Do You Walk the Talk You Walk

Walk the Talk Meaning

The objective of the philosophy assignment was to look at how to apply the principles of yoga to daily life. It’s something I hadn’t considered before undertaking my study. In the past, I would attend a one-hour class and then move on. I felt flexible and refreshed about whatever else I had planned for the day. As I worked on my assignment, I looked at how the principles apply in the workplace, like where we expend most of our energy in our daily life.

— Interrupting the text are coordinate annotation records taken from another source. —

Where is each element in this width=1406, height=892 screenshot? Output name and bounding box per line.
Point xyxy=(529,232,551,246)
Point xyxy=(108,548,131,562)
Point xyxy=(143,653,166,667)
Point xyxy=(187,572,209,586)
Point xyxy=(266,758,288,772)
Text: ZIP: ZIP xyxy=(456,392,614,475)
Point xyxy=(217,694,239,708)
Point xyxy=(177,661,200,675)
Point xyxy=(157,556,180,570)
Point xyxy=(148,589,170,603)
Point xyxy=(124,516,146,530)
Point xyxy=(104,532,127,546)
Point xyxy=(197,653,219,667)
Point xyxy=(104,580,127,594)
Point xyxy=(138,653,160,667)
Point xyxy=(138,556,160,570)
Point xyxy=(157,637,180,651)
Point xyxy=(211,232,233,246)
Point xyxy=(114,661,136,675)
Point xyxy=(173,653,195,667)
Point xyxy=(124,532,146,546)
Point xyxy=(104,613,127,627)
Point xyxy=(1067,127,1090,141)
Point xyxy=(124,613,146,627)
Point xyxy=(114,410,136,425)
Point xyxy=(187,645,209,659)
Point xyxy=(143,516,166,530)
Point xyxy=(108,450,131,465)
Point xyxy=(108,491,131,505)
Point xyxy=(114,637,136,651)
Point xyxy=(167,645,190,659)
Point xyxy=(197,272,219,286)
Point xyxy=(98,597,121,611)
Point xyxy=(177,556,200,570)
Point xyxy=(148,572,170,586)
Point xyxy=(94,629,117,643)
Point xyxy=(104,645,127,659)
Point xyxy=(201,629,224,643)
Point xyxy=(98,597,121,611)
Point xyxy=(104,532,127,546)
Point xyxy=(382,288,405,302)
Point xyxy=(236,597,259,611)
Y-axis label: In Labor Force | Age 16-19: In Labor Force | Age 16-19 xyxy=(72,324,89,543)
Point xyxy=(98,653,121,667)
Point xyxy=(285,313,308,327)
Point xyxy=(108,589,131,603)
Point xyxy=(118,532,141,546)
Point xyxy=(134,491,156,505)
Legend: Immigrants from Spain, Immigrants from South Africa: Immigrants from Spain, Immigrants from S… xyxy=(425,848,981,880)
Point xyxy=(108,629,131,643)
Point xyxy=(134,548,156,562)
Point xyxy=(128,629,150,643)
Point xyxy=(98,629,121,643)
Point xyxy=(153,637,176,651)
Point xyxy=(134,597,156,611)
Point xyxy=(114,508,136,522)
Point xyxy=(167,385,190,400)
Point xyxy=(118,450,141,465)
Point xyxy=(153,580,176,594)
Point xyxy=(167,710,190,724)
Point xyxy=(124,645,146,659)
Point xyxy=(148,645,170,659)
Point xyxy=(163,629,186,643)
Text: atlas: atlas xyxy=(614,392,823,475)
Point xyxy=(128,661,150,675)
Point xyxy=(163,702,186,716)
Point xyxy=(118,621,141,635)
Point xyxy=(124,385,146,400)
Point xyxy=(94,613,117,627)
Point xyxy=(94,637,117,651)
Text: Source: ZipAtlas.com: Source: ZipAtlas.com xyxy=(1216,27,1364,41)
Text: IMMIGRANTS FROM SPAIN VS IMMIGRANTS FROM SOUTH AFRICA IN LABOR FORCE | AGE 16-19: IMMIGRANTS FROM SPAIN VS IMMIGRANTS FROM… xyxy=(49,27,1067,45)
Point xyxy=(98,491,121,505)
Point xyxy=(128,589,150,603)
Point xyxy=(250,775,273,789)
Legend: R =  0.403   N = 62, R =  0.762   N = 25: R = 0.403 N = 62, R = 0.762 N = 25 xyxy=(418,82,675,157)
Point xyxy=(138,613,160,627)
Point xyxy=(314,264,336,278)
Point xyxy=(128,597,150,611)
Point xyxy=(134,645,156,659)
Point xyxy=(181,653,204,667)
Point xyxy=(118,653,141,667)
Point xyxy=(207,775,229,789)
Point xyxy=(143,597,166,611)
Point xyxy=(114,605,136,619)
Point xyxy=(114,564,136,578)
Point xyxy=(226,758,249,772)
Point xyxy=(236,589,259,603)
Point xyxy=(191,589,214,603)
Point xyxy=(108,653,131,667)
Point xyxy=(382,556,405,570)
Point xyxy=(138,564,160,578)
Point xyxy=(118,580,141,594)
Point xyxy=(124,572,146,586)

In yoga, there are five yamas, the principles that apply to different elements of yoga practice. In a nutshell, the yamas guide how we relate to others and ourselves.  I’m going to focus on Asteya in this blog, the 3rd principle, which is the practice of non-stealing. The obvious notions of stealing include scams, robberies, and fraud. But we can also steal energetically and mentally, which occurs often in the workplace.

When was the last time you ran late for something?

Why is it challenging to say, “I have to go now so that I can meet X?” How do you feel when you’re in a meeting, and it goes overtime? Where does your attention go? What do you feel like doing when someone takes credit for your work? How do you feel when someone talks over you? What do you really think of the “loud” person in the room? Wouldn’t it feel liberating to tell someone they are, in fact, mean, spirited, not strong as they purport to be?

These are some examples and things we wish we could do or say. Related to stealing time, energy, attention and power dynamics that are common when we engage with peers and clients. Imagine how productive and positive we can be if we are able to reflect on the behaviours that drive our actions. In saying that, at times, some things may be out of our control, but for the most part, the control rests with us.

I run late, and I know it drives my husband nuts. Apart from the obvious of disrespecting his time, what he noticed long before I did, was that I run late because I squeeze one more thing in between meetings, calls etc., in effect managing my time very poorly or overestimating my task completion speeds. This drives me nuts, too, as it would anyone else it impacts. In my defence, when this does occur, I adjust my expectations of what I have to cover to fit into the time that is left. I don’t expect the other person to give up more of their time when I have taken up some of it without being present.   

Workplace Training and E-Learning Solutions

Behind Walk the Talk

I talk loud in everyday life, which is a consequence of being a trainer and having voice projection as a superpower, and sinusitis, which means my ears are regularly blocked. When I talk loudly outside of a training environment, it is unintentional and usually gives people a jolt. Some people use the act of talking loudly to dominate a conversation or an individual. This is to draw attention to themselves and to dispense a feeling of superiority. These people are easy to spot as the people around them look worn and are generally unhappy.  


A takeout for me when working on the yoga philosophy assignment was to look at my actions in relation to the yamas and how I can practice them outside of a yoga class. In the example of Asteya, the practice of non-stealing, I’ve become more conscious of how my actions impact others and if I am taking away rather than giving and adding value. It can be quite challenging to look at our own behaviours and what that means in terms of our identity, but if we keep doing the same thing, we don’t allow ourselves to grow. From a learning and development perspective, we should embrace change, be open to new possibilities, and walk the talk we talk.